Global Response and Lessons from the Past

The Africa CDC criticized the US travel restrictions, arguing that they may be overly cautious. The agency emphasized the need for a balanced approach to mitigate the outbreak without causing unnecessary panic. Meanwhile, the WHO continues to monitor the situation closely, with Dr. Tedros urging coordinated efforts to address the challenges in Ituri. The outbreak serves as a reminder of the fragility of public health systems in regions affected by prolonged conflict and resource shortages.

Historically, the largest Ebola outbreak occurred in West Africa from 2014 to 2016, resulting in 11,325 deaths and infecting over 28,600 individuals. Dr.
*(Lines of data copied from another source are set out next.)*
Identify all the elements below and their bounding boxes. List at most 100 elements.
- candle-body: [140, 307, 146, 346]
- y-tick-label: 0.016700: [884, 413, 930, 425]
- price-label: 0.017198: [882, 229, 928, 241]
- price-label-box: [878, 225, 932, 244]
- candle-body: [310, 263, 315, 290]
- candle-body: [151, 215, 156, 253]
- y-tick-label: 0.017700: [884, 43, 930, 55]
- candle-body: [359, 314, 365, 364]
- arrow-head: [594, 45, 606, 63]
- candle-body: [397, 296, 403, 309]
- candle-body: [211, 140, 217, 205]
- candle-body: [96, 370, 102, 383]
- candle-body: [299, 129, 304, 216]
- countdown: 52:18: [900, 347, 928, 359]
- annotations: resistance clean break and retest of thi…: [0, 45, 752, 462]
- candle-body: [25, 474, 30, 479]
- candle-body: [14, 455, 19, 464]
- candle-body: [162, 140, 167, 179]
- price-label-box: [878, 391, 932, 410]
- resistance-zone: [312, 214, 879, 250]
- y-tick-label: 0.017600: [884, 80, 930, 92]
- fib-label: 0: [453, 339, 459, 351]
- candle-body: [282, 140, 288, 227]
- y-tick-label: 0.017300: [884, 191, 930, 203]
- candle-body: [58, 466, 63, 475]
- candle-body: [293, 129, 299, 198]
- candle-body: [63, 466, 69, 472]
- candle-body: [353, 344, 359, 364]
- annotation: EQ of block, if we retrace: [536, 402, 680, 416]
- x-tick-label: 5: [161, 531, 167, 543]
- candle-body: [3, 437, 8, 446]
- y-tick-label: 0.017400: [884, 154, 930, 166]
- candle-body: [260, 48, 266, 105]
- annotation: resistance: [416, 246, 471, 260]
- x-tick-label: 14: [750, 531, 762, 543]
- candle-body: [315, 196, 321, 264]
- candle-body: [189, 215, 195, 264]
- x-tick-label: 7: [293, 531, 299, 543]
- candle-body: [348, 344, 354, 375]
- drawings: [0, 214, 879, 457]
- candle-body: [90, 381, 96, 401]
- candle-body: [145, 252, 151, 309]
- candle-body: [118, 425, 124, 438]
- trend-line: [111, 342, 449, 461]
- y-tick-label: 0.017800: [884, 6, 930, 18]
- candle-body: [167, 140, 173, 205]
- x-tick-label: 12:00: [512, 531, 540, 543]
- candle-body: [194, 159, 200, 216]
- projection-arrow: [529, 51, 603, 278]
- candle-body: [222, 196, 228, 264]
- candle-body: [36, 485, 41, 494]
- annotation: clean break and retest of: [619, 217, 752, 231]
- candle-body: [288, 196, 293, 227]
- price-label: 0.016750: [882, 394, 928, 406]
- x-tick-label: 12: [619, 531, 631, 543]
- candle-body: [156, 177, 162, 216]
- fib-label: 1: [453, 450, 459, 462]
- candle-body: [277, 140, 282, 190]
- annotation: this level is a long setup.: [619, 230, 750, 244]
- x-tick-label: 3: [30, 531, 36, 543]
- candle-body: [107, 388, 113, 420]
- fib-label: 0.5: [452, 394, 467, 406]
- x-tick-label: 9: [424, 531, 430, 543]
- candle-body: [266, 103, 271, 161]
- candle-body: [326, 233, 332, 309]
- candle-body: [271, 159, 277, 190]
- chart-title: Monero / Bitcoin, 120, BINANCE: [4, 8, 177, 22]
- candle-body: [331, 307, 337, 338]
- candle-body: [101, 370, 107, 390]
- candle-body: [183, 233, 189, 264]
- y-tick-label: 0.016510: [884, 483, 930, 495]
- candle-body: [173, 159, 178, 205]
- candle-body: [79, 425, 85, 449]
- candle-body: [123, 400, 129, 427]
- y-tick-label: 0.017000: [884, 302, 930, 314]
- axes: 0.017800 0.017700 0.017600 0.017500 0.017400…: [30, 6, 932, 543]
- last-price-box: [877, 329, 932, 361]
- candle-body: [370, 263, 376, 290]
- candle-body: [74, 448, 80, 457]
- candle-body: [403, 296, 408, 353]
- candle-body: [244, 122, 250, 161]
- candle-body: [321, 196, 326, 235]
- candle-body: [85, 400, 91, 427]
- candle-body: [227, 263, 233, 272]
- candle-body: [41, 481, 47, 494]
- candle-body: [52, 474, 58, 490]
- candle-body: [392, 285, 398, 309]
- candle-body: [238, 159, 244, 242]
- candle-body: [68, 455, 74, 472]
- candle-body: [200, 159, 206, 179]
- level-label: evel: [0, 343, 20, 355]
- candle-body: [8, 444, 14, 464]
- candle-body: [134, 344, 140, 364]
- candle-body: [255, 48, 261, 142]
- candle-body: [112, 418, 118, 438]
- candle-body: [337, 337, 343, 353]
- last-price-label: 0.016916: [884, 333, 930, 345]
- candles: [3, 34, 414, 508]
Spencer, who survived that crisis, noted the importance of learning from past experiences. “I’ve been saying the most concerning thing to me has been how much we learned, how quickly we learned it,” he stated. “But the current situation feels like it’s moving faster than anticipated.”

As the situation evolves, the focus remains on containing the virus in Ituri while addressing the broader systemic issues that have enabled its spread. The WHO’s warnings, paired with the realities on the ground, paint a picture of a crisis that is both immediate and long-term. With the death toll rising and the outbreak threatening to expand, the need for sustained international support and local preparedness has never been more critical.